In our quest as a nation and continent to stop being BUYERsellers but rather SELLERbuyers, the drive and push to create and innovate things is greater now than ever. People are being encouraged to look past the theory they are being taught in school and get practical with the knowledge they get; to look past seeking jobs where there are none to creating jobs others can find. We are in the long awaited era of creative and innovative African entrepreneurs.
We’ve gone past the period where we thought that creativity and innovation was a white man’s thing; that the answers to our problems will only come from outside our shores as a nation and continent. We now know that it is our duty to take responsibility for our growth and development and that it is dutiful for us to contribute to world development for we have the capacity to do so.
Yes we now know, but knowledge has never been enough. How do we then make the change, what course of action should we take? What is our strategy? If we have a strategy, are we doing it the right way and what are our chances of success with our present direction?
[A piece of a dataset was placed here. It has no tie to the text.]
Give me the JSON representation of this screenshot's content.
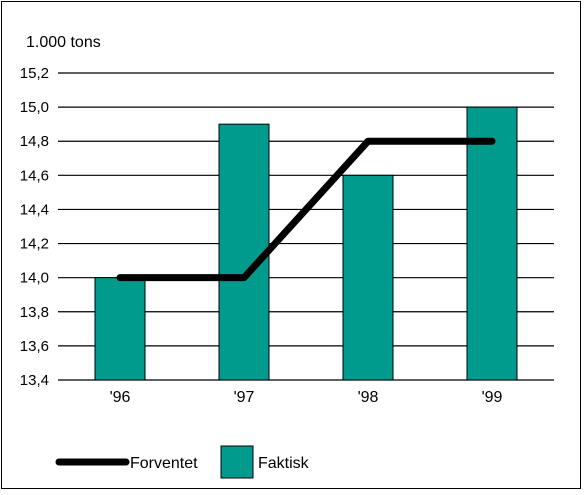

Yes we now know, but knowledge has never been enough
Typical innovation news we hear in Nigeria goes like this- 7 Unizik students produce automobile bus with local material; Enugu boy builds airplane without engine, 3 Kwasu students built a rocket prototype, etc. while these are all credible achievements that are perhaps worth celebrating, they are still a far cry from the best we are capable of. They are good enough, but good enough they say is never good enough. Those stuffs are good enough for museums but not real life markets.
A good footballer doesn’t go to where the football is; he goes to where the football is going. The problem with those inventions we are celebrating is that they are not even where the world’s ball is at the moment, the world has far gone past those things. It’s like we are playing catch up with the past. How are we ever going to make progress that way?
It’s like we are playing catch up with the past.
We need to stop creating what others have created and stop solving problems that have already been solved. That is not innovative, it is only being re-inventive. While that isn’t a bad thing, I believe that we are capable of better things. Worse still, these catch-up products of ours are still of no quality based advantage when in comparison with the originals we copy.
Our university system also has a similar problem. Final year students are encouraged to work on thesis other people have worked on before. So it’s a copy-and-paste exercise for them. They are not encouraged to champion new frontiers and make new discoveries. They are trained to follow rather than lead. (Again, most of these research works end up in shelves somewhere not really contributing to global knowledge or advancement in their field)
Africa has unique problems; Africa can produce unique solutions
All these can change. Africa has unique problems; Africa can produce unique solutions. To really get to the level we are capable of as Africans, we need to do these things
- Stop playing catch up with the past– We need to be charge up our curiosity and ask questions- questions about the future; the future of any field we are playing in. We need to figure out where the ball is going and map out ways and means of getting there before the ball does. Only then can we be reckoned with as good players and only then can we score innovative goals
- Even if we’d tackle the same problems that others are tackling; We should do it better. I understand that some needs are universal and generational. People would always have to eat, move around, shelter and cloth themselves. But we don’t have to solve these problems the way they have always been solved. We can solve them in a more distinctive, efficient and timely manner. Our offerings become more valuable that way.
Great new innovations are usually high on two things. The first is the solution or value they provide; second is their divergence from the norm. You and I are capable of creating such solutions; we are capable of delivering on our duty towards world development and prosperity for all of mankind.